Last time, we took a trip to the pool store to consult the professionals about whether we could actually put a pool in our little backyard. We asked the kid some questions, and his answers were essentially, "You'll have to ask David." Apparently David is the guy who actually builds the pools. The pool store mostly sells chemicals and floating noodles, while David is the man who gets you to the point where you need chemicals and noodles. David is never actually at the store. He works mostly in his truck, from what I could tell. We were given his card.
My husband called David on Monday and arranged for him to come out to the house. He needed to tell us if our yard was large enough and flat enough for a pool and whether our gate was wide enough to allow the huge earth-moving equipment through.
|Elliott pondering the pre-pool yard.|
David showed up a couple weeks later. Our yard is fine. He said we might need a retaining wall unless we were willing to let them distribute a pant-load (technical term to measure large amounts of messy stuff) of dirt that will be dug out of the hole that will eventually become a pool. I was not willing to lose ALL my grass to this adventure, so retaining wall it will be. The gate into our yard might be wide enough for the excavator, but if not, they can take down a little of the fence on either side of the gate and replace it when the project is done. It would not affect our neighbor's fence, according to David. That would have been a deal breaker.
David gave us an estimate of approximately $965 billion dollars to build a 12 X 24 foot vinyl salt water pool. That included "free" start-up chemicals, courtesy of the pool store. Like drug dealers, they know that if they get you hooked with a freebee the first time, you'll keep coming back for more.
My husband said the multi-billion dollar quote seemed fair. He really wanted the pool, and the fact that it cost more than an aircraft carrier was irrelevant. He also wanted it immediately so he could swim for at least the second half of this summer.

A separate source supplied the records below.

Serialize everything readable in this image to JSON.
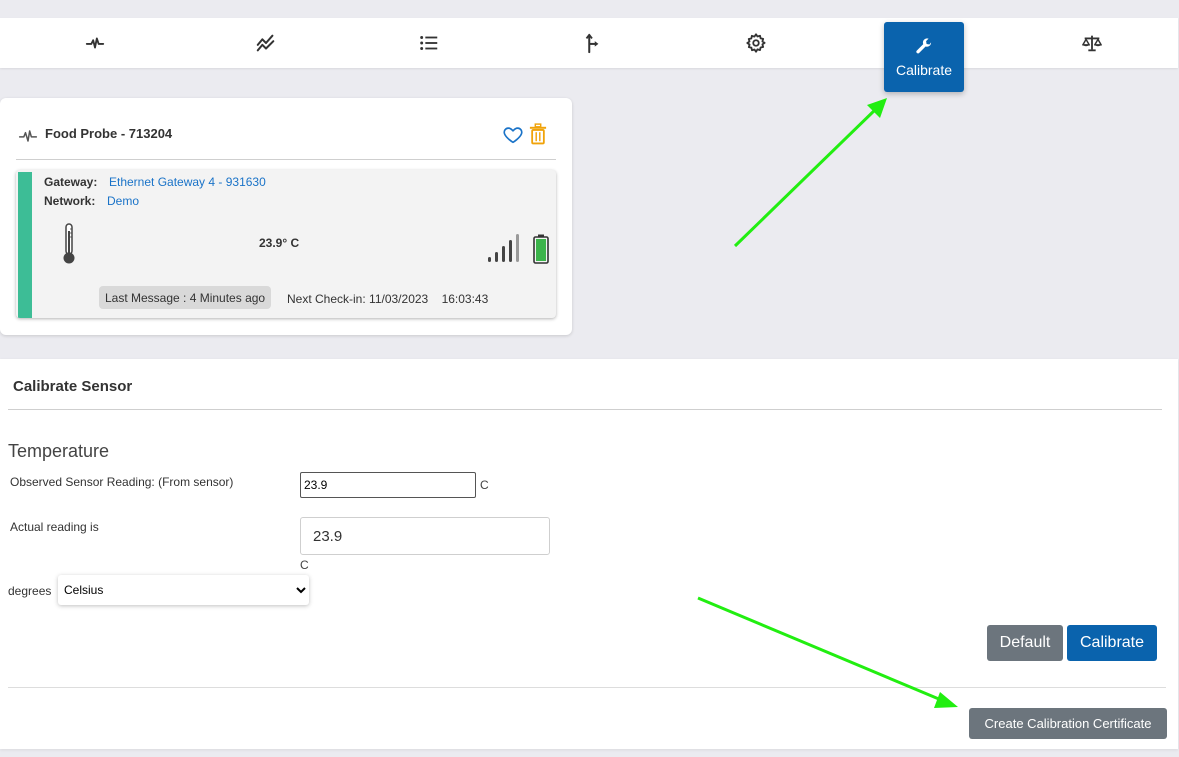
{
  "nav": {
    "items": [
      {
        "name": "activity",
        "icon": "activity-pulse-icon"
      },
      {
        "name": "trends",
        "icon": "chart-line-icon"
      },
      {
        "name": "list",
        "icon": "list-icon"
      },
      {
        "name": "routing",
        "icon": "split-arrow-icon"
      },
      {
        "name": "settings",
        "icon": "gear-icon"
      },
      {
        "name": "calibrate",
        "icon": "wrench-icon",
        "label": "Calibrate",
        "active": true
      },
      {
        "name": "compare",
        "icon": "balance-scale-icon"
      }
    ],
    "active_color": "#0a63ad"
  },
  "sensor_card": {
    "title": "Food Probe - 713204",
    "icons": [
      "activity-pulse-icon",
      "heart-icon",
      "trash-icon",
      "thermometer-icon",
      "signal-bars-icon",
      "battery-icon"
    ],
    "gateway_label": "Gateway:",
    "gateway_value": "Ethernet Gateway 4 - 931630",
    "network_label": "Network:",
    "network_value": "Demo",
    "reading": "23.9° C",
    "last_message": "Last Message : 4 Minutes ago",
    "next_checkin_label": "Next Check-in:",
    "next_checkin_date": "11/03/2023",
    "next_checkin_time": "16:03:43",
    "status_color": "#3dbd96",
    "battery_color": "#3cb44b"
  },
  "calibrate": {
    "title": "Calibrate Sensor",
    "section": "Temperature",
    "observed_label": "Observed Sensor Reading: (From sensor)",
    "observed_value": "23.9",
    "observed_unit": "C",
    "actual_label": "Actual reading is",
    "actual_value": "23.9",
    "actual_unit": "C",
    "degrees_label": "degrees",
    "degrees_selected": "Celsius",
    "default_button": "Default",
    "calibrate_button": "Calibrate",
    "certificate_button": "Create Calibration Certificate"
  },
  "annotation_color": "#22ee11"
}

I asked David if the massive price tag was correct, considering that 12 X 24 is about the smallest in-ground pool in existence. David pondered the paper copy for a moment then said, "Oh, I did make a mistake! I forgot to add in the retaining wall. That could be anywhere from an extra $50 million up to $2 billion. We'll have to wait and see." Thanks, David! Way to be a team player.
So my husband signed us up, we gave the man a pant-load of money for a deposit, and David promised to get the pool ball rolling. He said that once they got the necessary permits, they could start by the end of the month. It would take six weeks, weather permitting. Hilarious. I came to learn that David has a really twisted sense of humor.